Zing Forum

Reading

Cornell CS 4782 Course Project: Reproduction and Validation of the LoRA Low-Rank Adaptation Method

This project fully reproduces the core experiments of the LoRA paper, validates the effectiveness of low-rank adaptation on the GPT-2 Small model and E2E NLG dataset, and demonstrates that using only 0.06% to 0.24% of trainable parameters can achieve performance close to full fine-tuning.
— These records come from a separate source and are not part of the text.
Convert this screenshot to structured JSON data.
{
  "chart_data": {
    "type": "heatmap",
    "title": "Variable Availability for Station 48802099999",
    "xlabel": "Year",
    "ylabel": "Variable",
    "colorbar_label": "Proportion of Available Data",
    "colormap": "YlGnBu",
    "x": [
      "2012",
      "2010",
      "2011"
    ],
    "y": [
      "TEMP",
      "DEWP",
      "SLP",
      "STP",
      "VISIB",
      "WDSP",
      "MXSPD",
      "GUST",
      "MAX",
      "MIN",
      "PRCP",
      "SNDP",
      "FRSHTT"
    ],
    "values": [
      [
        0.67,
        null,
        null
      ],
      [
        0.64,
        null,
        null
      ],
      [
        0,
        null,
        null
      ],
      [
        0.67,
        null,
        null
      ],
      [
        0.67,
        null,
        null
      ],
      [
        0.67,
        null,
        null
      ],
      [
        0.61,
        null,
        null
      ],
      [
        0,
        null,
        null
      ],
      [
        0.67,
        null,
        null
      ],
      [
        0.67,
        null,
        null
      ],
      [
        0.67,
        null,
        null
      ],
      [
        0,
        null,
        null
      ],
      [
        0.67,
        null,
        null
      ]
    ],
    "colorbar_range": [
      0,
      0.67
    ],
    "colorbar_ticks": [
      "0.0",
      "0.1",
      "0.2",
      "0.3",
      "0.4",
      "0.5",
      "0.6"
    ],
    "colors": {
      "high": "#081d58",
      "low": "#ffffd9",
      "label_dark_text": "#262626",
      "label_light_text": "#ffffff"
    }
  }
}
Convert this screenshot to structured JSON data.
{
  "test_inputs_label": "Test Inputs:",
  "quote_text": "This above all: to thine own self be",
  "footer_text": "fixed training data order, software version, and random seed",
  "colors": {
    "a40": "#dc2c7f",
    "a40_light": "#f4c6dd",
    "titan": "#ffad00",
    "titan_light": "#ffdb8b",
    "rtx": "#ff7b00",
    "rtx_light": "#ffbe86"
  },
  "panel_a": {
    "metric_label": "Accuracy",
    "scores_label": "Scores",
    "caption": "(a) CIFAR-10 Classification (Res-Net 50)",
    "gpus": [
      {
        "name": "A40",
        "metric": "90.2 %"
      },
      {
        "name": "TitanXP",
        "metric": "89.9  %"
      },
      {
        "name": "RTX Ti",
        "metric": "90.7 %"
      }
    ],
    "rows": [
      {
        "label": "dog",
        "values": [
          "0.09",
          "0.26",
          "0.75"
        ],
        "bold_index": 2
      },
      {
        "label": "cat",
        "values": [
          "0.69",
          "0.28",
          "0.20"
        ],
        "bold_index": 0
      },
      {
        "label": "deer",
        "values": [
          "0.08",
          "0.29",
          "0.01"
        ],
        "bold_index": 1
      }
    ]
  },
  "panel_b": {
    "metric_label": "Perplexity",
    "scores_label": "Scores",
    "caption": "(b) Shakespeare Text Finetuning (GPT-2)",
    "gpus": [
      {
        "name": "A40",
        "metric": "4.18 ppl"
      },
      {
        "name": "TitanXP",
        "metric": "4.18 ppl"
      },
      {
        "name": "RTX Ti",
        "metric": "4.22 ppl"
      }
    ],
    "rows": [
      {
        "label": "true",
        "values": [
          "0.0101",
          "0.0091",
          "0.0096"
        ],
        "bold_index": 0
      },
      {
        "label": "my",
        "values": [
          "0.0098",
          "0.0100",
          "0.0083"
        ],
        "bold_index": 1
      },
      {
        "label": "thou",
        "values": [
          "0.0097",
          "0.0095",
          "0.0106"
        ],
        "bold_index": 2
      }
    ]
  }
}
LoRA低秩适配参数高效微调GPT-2E2E NLG康奈尔文本生成BLEUROUGE大语言模型
Published 2026-05-13 01:25Recent activity 2026-05-13 01:32Estimated read 6 min
Cornell CS 4782 Course Project: Reproduction and Validation of the LoRA Low-Rank Adaptation Method
1

Section 01

Cornell CS4782 Course Project: Guide to Reproduction and Validation of the LoRA Low-Rank Adaptation Method

This project is the final project for Cornell University's CS4782 course, aiming to reproduce the core experiments of the LoRA (Low-Rank Adaptation) paper and validate its effectiveness in parameter-efficient fine-tuning. Based on the GPT-2 Small model and E2E NLG dataset, the results show that LoRA can achieve performance close to full fine-tuning using only 0.06% to 0.24% of trainable parameters, providing empirical support for the efficient adaptation of large language models.

2

Section 02

Research Background: Demand for Parameter-Efficient Fine-Tuning and the Proposal of LoRA

Full fine-tuning of large language models requires updating hundreds of millions or even billions of parameters, leading to high computational and storage costs. LoRA proposes freezing the pre-trained model and only training low-rank adaptation matrices injected into attention layers, which theoretically can significantly reduce trainable parameters while maintaining performance. This project chooses to reproduce the results of Table 3 in the original LoRA paper, comparing the performance differences between full fine-tuning and LoRA on the GPT-2 model and E2E NLG text generation task to validate the practical effectiveness of its theoretical advantages.

3

Section 03

Experimental Design and Methods

The experiment uses GPT-2 Small as the base model and the E2E NLG Challenge (data-to-text generation task) as the evaluation benchmark. For LoRA implementation, trainable low-rank matrices are injected into the attention query and value projection layers of GPT-2, with the base model parameters frozen; three rank values (r=2, r=4, r=8) are set, and a Sequential LoRA variant with phased rank increase is explored. The evaluation metrics use standard text generation metrics BLEU and ROUGE-L (in percentage).

4

Section 04

Analysis of Core Experimental Results

The experimental results show that LoRA has significant parameter efficiency advantages:

  • Full fine-tuning requires training 124.44 million parameters (100%), with BLEU 64.76 and ROUGE-L 68.24;
  • LoRA r=2: 73.7k parameters (0.0592%), BLEU 64.20, ROUGE-L 67.39;
  • LoRA r=4:147.5k parameters (0.1184%), BLEU64.34, ROUGE-L67.87;
  • LoRA r=8:294.9k parameters (0.2364%), BLEU65.21 (slightly exceeding full fine-tuning), ROUGE-L67.23 (difference from full fine-tuning <1 point). Sequential LoRA showed competitive performance but did not significantly outperform the standard LoRA with fixed r=8.
5

Section 05

Implementation Challenges and Reproducibility

The main challenge in reproduction was correctly wrapping GPT-2's packed attention projection and verifying the freezing of base model parameters; the team ensured the correctness of LoRA layers through unit tests like test_lora.py. Tools used include the HuggingFace Transformers library and PyTorch framework, with dependency management via requirements.txt, and experiments run on Google Colab's A100 GPU. The project structure is clear: code/ stores core implementations, data/ manages datasets, results/ stores results, poster/ and report/ contain course posters and reports; experiments are driven by Jupyter Notebooks, and the E2E dataset is downloaded automatically to ensure reproducibility.

6

Section 06

Conclusions and Implications

This project successfully validates the effectiveness of LoRA: using less than 0.25% of trainable parameters, LoRA achieves performance comparable to full fine-tuning on the E2E NLG task. In terms of teaching, it allows students to deeply understand the LoRA mechanism and master the details of parameter-efficient fine-tuning; in research, it provides the community with an independently validated LoRA implementation, enhancing the credibility of the original paper's results. Open questions include: the optimal growth strategy for Sequential LoRA, task dependence of rank selection, and efficiency preservation on larger models, which are worth further exploration.